$1 Million Settlement for NYC Crime Lab Tech Who Blew Whistle on Use of Untested DNA Tests for Decades
by Ed Lyon
Television crime dramas like Bones and CSI that depict sterile, efficient crime labs seem to be little more than good art imitating bad life as instance after instance of shoddy work and poor conditions from Wisconsin [CLN, March 2019, p.30] to Texas [CLN, March 2019, pp.40-41], coupled with an overall lack of unitized standards [CLN, January 2019, p.35], open people’s eyes to the real world of forensic science.
Just when conditions cannot seem to sink any lower, New York City’s Office of the Chief Medical Examiner (“OCME”) has been outed as having extensively used a DNA testing method for over 20 years without ever conducting a scientific study to prove its validity.
Low Copy Number (“LCN”) DNA testing uses miniscule bits of DNA from multiple donors taken from items found at crime scenes. The items could be firearm grips, bludgeons, or a purse. The city’s OCME began using this method in 2006 and quit using it in 2017. During this time, the OCME represented that the LCN testing method had been vetted by proper scientific analysis but refused to release the results. “OCME stands behind its science,” stated medical examiner spokesperson Ana Worthy-Davis, referring to the questioned method.
Marina Stajic, PhD., would prove the OCME’s LCN DNA science had not, in fact, a single leg to stand on—behind or in front. Stajic had directed the OCME’s toxicology lab since 1986 and knew first hand that no scientific testing had ever validated the LCN method.
In 2004, New York’s governor appointed Stajic to serve on a state forensic science panel.
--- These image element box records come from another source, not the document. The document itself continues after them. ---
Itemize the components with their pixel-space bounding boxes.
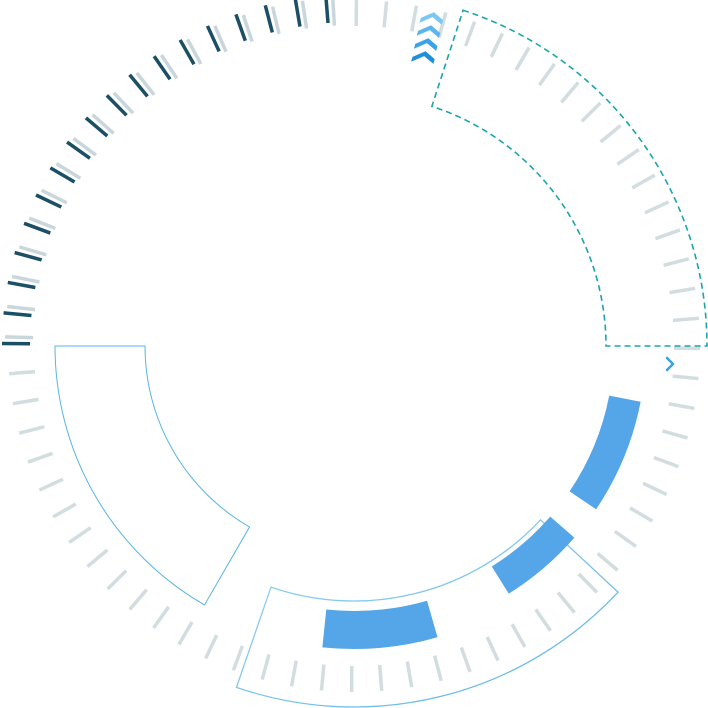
tick-inactive bbox=[106, 569, 128, 591]
chevron-icon bbox=[416, 25, 441, 38]
tick-inactive bbox=[489, 32, 504, 58]
tick-shadow bbox=[11, 274, 40, 284]
tick-inactive bbox=[68, 526, 92, 544]
tick-active bbox=[14, 250, 43, 262]
tick-active bbox=[3, 311, 32, 318]
tick-inactive bbox=[463, 21, 477, 47]
tick-active bbox=[66, 140, 91, 160]
dashed-sector-frame bbox=[430, 9, 708, 347]
tick-shadow bbox=[241, 14, 254, 43]
chevron-icon bbox=[411, 51, 435, 64]
tick-inactive bbox=[128, 588, 148, 611]
tick-inactive bbox=[377, 664, 384, 692]
tick-shadow bbox=[159, 54, 179, 80]
tick-active bbox=[152, 55, 172, 81]
tick-active bbox=[23, 221, 51, 235]
tick-inactive bbox=[38, 477, 64, 492]
tick-inactive bbox=[653, 455, 679, 469]
tick-inactive bbox=[27, 451, 54, 464]
tick-inactive bbox=[510, 623, 527, 648]
tick-inactive bbox=[599, 124, 622, 144]
tick-shadow bbox=[213, 25, 228, 53]
chevron-icon bbox=[419, 12, 444, 25]
tick-inactive bbox=[260, 654, 271, 681]
tick-inactive bbox=[613, 529, 638, 548]
tick-active bbox=[234, 13, 247, 42]
tick-shadow bbox=[28, 216, 56, 230]
tick-inactive bbox=[580, 101, 602, 123]
tick-inactive bbox=[405, 661, 414, 688]
filled-segment-right bbox=[569, 395, 641, 510]
tick-inactive bbox=[177, 621, 194, 646]
tick-inactive bbox=[631, 173, 656, 190]
tick-active bbox=[49, 166, 76, 184]
tick-inactive bbox=[663, 257, 690, 268]
tick-shadow bbox=[72, 137, 98, 157]
tick-active bbox=[324, 0, 330, 24]
tick-active bbox=[84, 116, 109, 138]
tick-inactive bbox=[644, 200, 670, 215]
tick-inactive bbox=[654, 228, 681, 241]
tick-shadow bbox=[55, 162, 82, 180]
bottom-sector-frame bbox=[235, 518, 619, 708]
tick-shadow bbox=[185, 38, 203, 65]
tick-inactive bbox=[616, 148, 640, 166]
tick-shadow bbox=[5, 335, 34, 340]
left-sector-frame bbox=[54, 345, 251, 606]
tick-shadow bbox=[135, 71, 156, 96]
tick-inactive bbox=[534, 608, 552, 632]
tick-shadow bbox=[112, 91, 135, 115]
tick-inactive bbox=[560, 81, 580, 104]
tick-inactive bbox=[86, 548, 109, 568]
small-chevron-icon bbox=[665, 356, 675, 372]
tick-active bbox=[7, 280, 36, 290]
tick-inactive bbox=[669, 286, 696, 295]
tick-shadow bbox=[331, 0, 337, 26]
tick-shadow bbox=[270, 6, 281, 35]
tick-inactive bbox=[629, 506, 654, 523]
tick-shadow bbox=[300, 0, 309, 29]
tick-inactive bbox=[52, 502, 77, 519]
tick-inactive bbox=[432, 655, 443, 682]
tick-inactive bbox=[577, 572, 599, 594]
chevron-stack-icon bbox=[411, 12, 444, 64]
tick-inactive bbox=[410, 5, 419, 32]
tick-inactive bbox=[596, 552, 619, 572]
tick-inactive bbox=[204, 634, 219, 660]
tick-shadow bbox=[91, 113, 115, 135]
tick-active bbox=[35, 193, 63, 209]
tick-active bbox=[205, 25, 221, 53]
tick-inactive bbox=[485, 636, 500, 662]
tick-active bbox=[293, 0, 302, 27]
tick-inactive bbox=[672, 316, 700, 323]
tick-inactive bbox=[18, 424, 45, 435]
tick-inactive bbox=[514, 46, 531, 71]
chevron-icon bbox=[413, 38, 438, 51]
tick-inactive bbox=[672, 374, 699, 381]
tick-active bbox=[263, 4, 275, 33]
tick-inactive bbox=[556, 591, 576, 614]
tick-active bbox=[105, 94, 128, 117]
tick-active bbox=[178, 39, 196, 66]
tick-inactive bbox=[289, 660, 298, 687]
tick-inactive bbox=[8, 369, 36, 376]
tick-inactive bbox=[319, 664, 326, 691]
tick-active bbox=[128, 73, 149, 98]
tick-inactive bbox=[231, 645, 245, 671]
filled-segment-lower-right bbox=[491, 516, 575, 594]
tick-inactive bbox=[668, 402, 695, 411]
tick-inactive bbox=[152, 605, 171, 630]
filled-segment-bottom bbox=[322, 600, 438, 649]
tick-shadow bbox=[40, 188, 68, 205]
tick-shadow bbox=[7, 304, 36, 312]
tick-inactive bbox=[382, 1, 389, 28]
tick-inactive bbox=[537, 62, 556, 87]
tick-inactive bbox=[12, 397, 39, 406]
tick-inactive bbox=[642, 481, 668, 496]
tick-shadow bbox=[18, 245, 47, 257]
tick-inactive bbox=[459, 646, 472, 673]
tick-inactive bbox=[662, 429, 689, 440]
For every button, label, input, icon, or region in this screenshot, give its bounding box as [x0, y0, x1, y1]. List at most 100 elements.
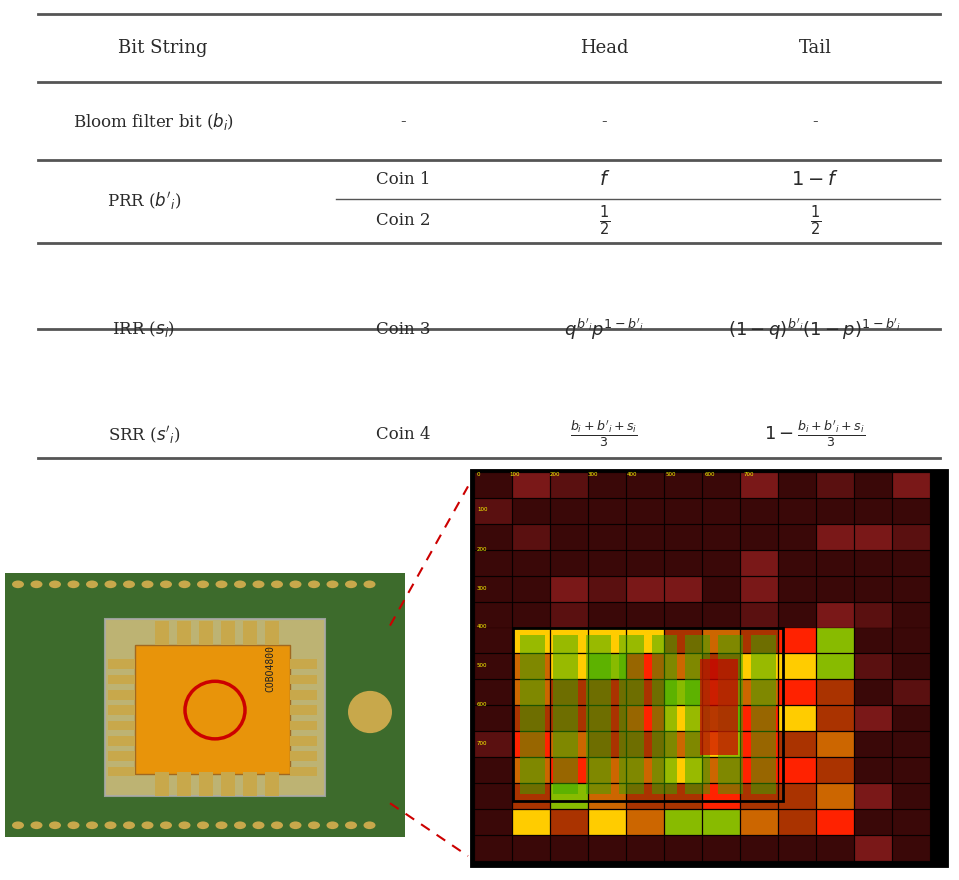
- Bar: [513, 628, 550, 654]
- Text: 500: 500: [666, 472, 676, 477]
- Bar: [817, 707, 854, 731]
- Bar: [855, 732, 892, 757]
- Bar: [627, 732, 664, 757]
- Bar: [475, 603, 512, 627]
- Bar: [665, 784, 702, 809]
- Bar: [741, 707, 778, 731]
- Bar: [893, 499, 930, 524]
- Bar: [855, 655, 892, 679]
- Bar: [513, 524, 550, 550]
- Bar: [817, 784, 854, 809]
- Text: Coin 1: Coin 1: [376, 171, 430, 188]
- Bar: [221, 773, 235, 796]
- Bar: [105, 619, 325, 796]
- Bar: [665, 758, 702, 783]
- Bar: [589, 551, 626, 576]
- Bar: [551, 680, 588, 705]
- Ellipse shape: [123, 581, 135, 588]
- Text: $1 - \frac{b_i+b'_i+s_i}{3}$: $1 - \frac{b_i+b'_i+s_i}{3}$: [764, 419, 866, 451]
- Text: Coin 3: Coin 3: [376, 321, 430, 338]
- Bar: [855, 758, 892, 783]
- Ellipse shape: [252, 821, 265, 829]
- Text: Coin 4: Coin 4: [376, 426, 430, 444]
- Ellipse shape: [31, 581, 42, 588]
- Bar: [779, 499, 816, 524]
- Bar: [703, 655, 740, 679]
- Ellipse shape: [12, 821, 24, 829]
- Text: COBO4800: COBO4800: [265, 645, 275, 693]
- Bar: [741, 732, 778, 757]
- Bar: [513, 836, 550, 861]
- Bar: [855, 551, 892, 576]
- Text: 100: 100: [510, 472, 520, 477]
- Bar: [290, 766, 317, 776]
- Text: Tail: Tail: [799, 39, 831, 57]
- Bar: [703, 784, 740, 809]
- Bar: [513, 784, 550, 809]
- Bar: [779, 473, 816, 498]
- Bar: [703, 758, 740, 783]
- Bar: [741, 758, 778, 783]
- Bar: [665, 655, 702, 679]
- Bar: [893, 758, 930, 783]
- Ellipse shape: [271, 581, 283, 588]
- Text: PRR ($b'_i$): PRR ($b'_i$): [106, 190, 181, 212]
- Ellipse shape: [160, 581, 172, 588]
- Bar: [665, 524, 702, 550]
- Bar: [627, 551, 664, 576]
- Bar: [779, 655, 816, 679]
- Bar: [741, 655, 778, 679]
- Bar: [779, 680, 816, 705]
- Bar: [589, 655, 626, 679]
- Ellipse shape: [345, 581, 357, 588]
- Bar: [855, 628, 892, 654]
- Bar: [741, 576, 778, 602]
- Bar: [475, 707, 512, 731]
- Ellipse shape: [31, 821, 42, 829]
- Text: 500: 500: [477, 663, 487, 668]
- Ellipse shape: [290, 821, 301, 829]
- Bar: [741, 499, 778, 524]
- Bar: [475, 732, 512, 757]
- Text: Bit String: Bit String: [118, 39, 208, 57]
- Bar: [893, 576, 930, 602]
- Bar: [265, 620, 279, 645]
- Bar: [589, 758, 626, 783]
- Bar: [741, 784, 778, 809]
- Bar: [893, 524, 930, 550]
- Text: 400: 400: [627, 472, 637, 477]
- Bar: [893, 680, 930, 705]
- Bar: [893, 732, 930, 757]
- Bar: [108, 752, 135, 761]
- Bar: [741, 810, 778, 835]
- Bar: [703, 551, 740, 576]
- Bar: [221, 620, 235, 645]
- Text: -: -: [812, 113, 818, 129]
- Text: Head: Head: [580, 39, 628, 57]
- Text: 700: 700: [477, 741, 487, 745]
- Ellipse shape: [178, 581, 191, 588]
- Bar: [265, 773, 279, 796]
- Ellipse shape: [290, 581, 301, 588]
- Bar: [703, 732, 740, 757]
- Bar: [177, 620, 191, 645]
- Bar: [551, 499, 588, 524]
- Bar: [665, 499, 702, 524]
- Ellipse shape: [271, 821, 283, 829]
- Ellipse shape: [252, 581, 265, 588]
- Text: $\frac{b_i+b'_i+s_i}{3}$: $\frac{b_i+b'_i+s_i}{3}$: [571, 419, 638, 451]
- Ellipse shape: [160, 821, 172, 829]
- Bar: [703, 603, 740, 627]
- Bar: [551, 524, 588, 550]
- Bar: [513, 758, 550, 783]
- Bar: [520, 635, 545, 794]
- Bar: [513, 603, 550, 627]
- Ellipse shape: [326, 821, 339, 829]
- Text: $\frac{1}{2}$: $\frac{1}{2}$: [598, 203, 610, 238]
- Bar: [290, 736, 317, 745]
- Bar: [199, 773, 213, 796]
- Bar: [290, 675, 317, 684]
- Ellipse shape: [197, 821, 209, 829]
- Bar: [817, 576, 854, 602]
- Text: -: -: [400, 113, 406, 129]
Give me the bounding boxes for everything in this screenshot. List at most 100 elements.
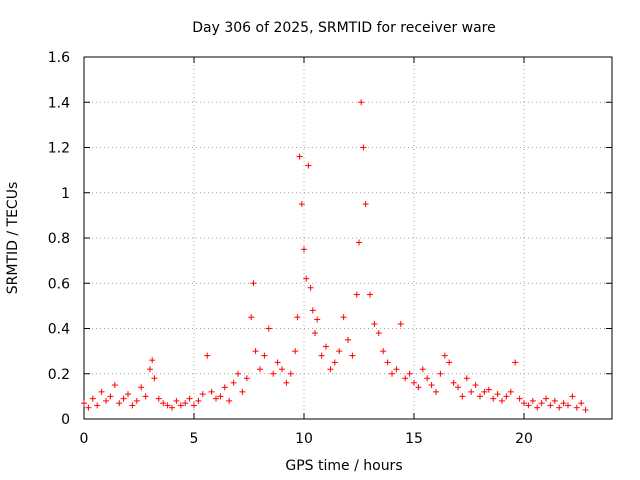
data-point [199,391,206,398]
data-point [309,307,316,314]
data-point [305,162,312,169]
data-point [362,201,369,208]
data-point [243,375,250,382]
data-point [455,384,461,391]
y-tick-label: 1 [61,186,70,202]
data-point [503,393,510,400]
y-tick-label: 1.2 [48,141,70,157]
data-point [155,395,162,402]
data-point [360,144,367,151]
data-point [296,153,303,160]
grid-lines [84,57,612,419]
data-point [331,359,338,366]
data-point [358,99,365,106]
data-point [551,397,558,404]
data-point [516,395,523,402]
data-point [279,366,285,373]
data-point [182,400,189,407]
data-point [195,397,202,404]
data-point [164,402,171,409]
data-point [107,393,114,400]
data-point [250,280,257,287]
y-tick-label: 1.4 [48,95,70,111]
data-point [349,352,356,359]
data-point [265,325,272,332]
data-point [397,320,404,327]
data-point [367,291,373,298]
data-point [521,400,527,407]
data-point [142,393,149,400]
data-point [428,382,435,389]
data-point [111,382,118,389]
data-point [380,348,387,355]
chart-title: Day 306 of 2025, SRMTID for receiver war… [192,20,496,36]
data-point [582,406,589,413]
data-point [147,366,153,373]
data-point [274,359,281,366]
data-point [103,397,109,404]
x-axis-title: GPS time / hours [285,458,402,474]
data-point [169,404,175,411]
data-point [287,370,294,377]
data-point [543,395,549,402]
data-point [252,348,259,355]
data-point [560,400,567,407]
data-point [411,379,417,386]
y-tick-label: 1.6 [48,50,70,66]
data-point [424,375,431,382]
data-point [235,370,241,377]
data-point [257,366,263,373]
y-tick-label: 0 [61,412,70,428]
data-point [129,402,136,409]
data-point [298,201,305,208]
data-point [186,395,193,402]
data-point [314,316,321,323]
data-point [133,397,140,404]
data-point [116,400,123,407]
data-point [481,388,488,395]
data-point [138,384,145,391]
data-point [208,388,215,395]
data-point [230,379,237,386]
data-point [525,402,532,409]
data-point [160,400,167,407]
data-point [125,391,131,398]
data-point [463,375,470,382]
data-point [371,320,378,327]
data-point [477,393,483,400]
data-point [120,395,127,402]
data-point [437,370,444,377]
data-point [573,404,580,411]
data-point [485,386,492,393]
data-points [81,99,589,413]
data-point [402,375,409,382]
data-point [393,366,400,373]
x-tick-label: 10 [295,431,313,447]
y-tick-label: 0.6 [48,276,70,292]
data-point [292,348,299,355]
y-tick-label: 0.2 [48,367,70,383]
data-point [217,393,224,400]
data-point [98,388,105,395]
x-tick-label: 15 [405,431,423,447]
data-point [534,404,541,411]
data-point [446,359,453,366]
data-point [173,397,180,404]
data-point [149,357,156,364]
data-point [353,291,360,298]
data-point [261,352,268,359]
data-point [177,402,184,409]
data-point [375,330,382,337]
data-point [204,352,211,359]
data-point [419,366,426,373]
data-point [345,336,351,343]
data-point [556,404,563,411]
y-tick-label: 0.4 [48,322,70,338]
data-point [565,402,571,409]
data-point [323,343,329,350]
data-point [578,400,585,407]
data-point [89,395,96,402]
data-point [340,314,347,321]
data-point [507,388,514,395]
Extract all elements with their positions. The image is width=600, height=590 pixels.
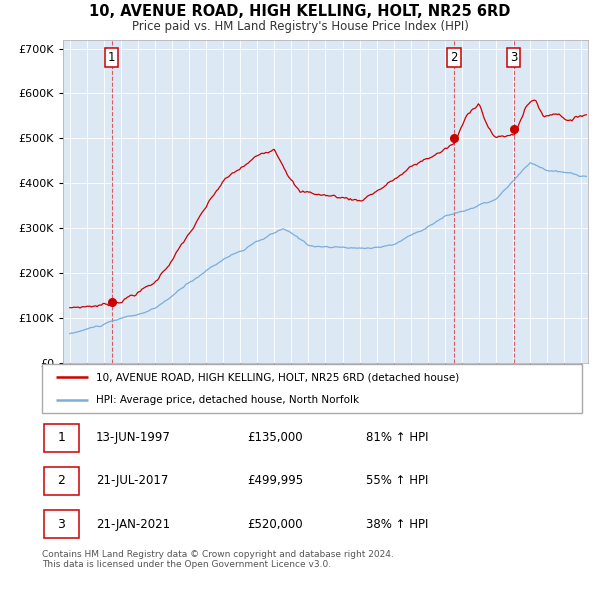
FancyBboxPatch shape [44,510,79,538]
FancyBboxPatch shape [44,467,79,495]
Text: 3: 3 [57,517,65,530]
Text: 3: 3 [510,51,518,64]
Text: 55% ↑ HPI: 55% ↑ HPI [366,474,428,487]
Text: £135,000: £135,000 [247,431,303,444]
Text: 10, AVENUE ROAD, HIGH KELLING, HOLT, NR25 6RD: 10, AVENUE ROAD, HIGH KELLING, HOLT, NR2… [89,4,511,19]
Text: 13-JUN-1997: 13-JUN-1997 [96,431,171,444]
Text: Price paid vs. HM Land Registry's House Price Index (HPI): Price paid vs. HM Land Registry's House … [131,20,469,33]
Text: 2: 2 [57,474,65,487]
Text: 2: 2 [451,51,458,64]
Text: 1: 1 [57,431,65,444]
Text: £520,000: £520,000 [247,517,303,530]
Text: 38% ↑ HPI: 38% ↑ HPI [366,517,428,530]
Text: 81% ↑ HPI: 81% ↑ HPI [366,431,428,444]
Text: HPI: Average price, detached house, North Norfolk: HPI: Average price, detached house, Nort… [96,395,359,405]
Text: Contains HM Land Registry data © Crown copyright and database right 2024.
This d: Contains HM Land Registry data © Crown c… [42,550,394,569]
Text: £499,995: £499,995 [247,474,304,487]
Text: 1: 1 [108,51,115,64]
FancyBboxPatch shape [42,364,582,413]
Text: 10, AVENUE ROAD, HIGH KELLING, HOLT, NR25 6RD (detached house): 10, AVENUE ROAD, HIGH KELLING, HOLT, NR2… [96,372,459,382]
Text: 21-JAN-2021: 21-JAN-2021 [96,517,170,530]
Text: 21-JUL-2017: 21-JUL-2017 [96,474,169,487]
FancyBboxPatch shape [44,424,79,452]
She served these two masters well, keeping them separate until in 2014 when she cast a vote her OCME peers disliked. Another forensic panel member, noted exoneration lawyer Barry Scheck, had been trying to obtain a copy of the validation study on LCN DNA testing. It was being used in court cases, so Scheck was concerned. Stajic cast a vote with Scheck and another defense lawyer to compel the OCME to release the LCN DNA validation study. The vote failed to carry a majority, but the result was devastating because now it was “discovered” that the validation study had never been done despite the OCME’s claims.
Reprisals against Stajic by her peers were immediate and brutal. Chief Medical Examiner Barbara Sampson responded “Hold me down,” in an email to a coworker. “Stajic sucks,” emailed an OCME lawyer. Retaliation was nearly as swift. Stajic was soon terminated.
Stajic filed a whistleblower suit, which the city quickly settled for $1,000,000. “My concern was ... there could be wrongful convictions. And if the wrong people were convicted, that would mean the wrong person would be walking free,” stated Stajic after the settlement was announced.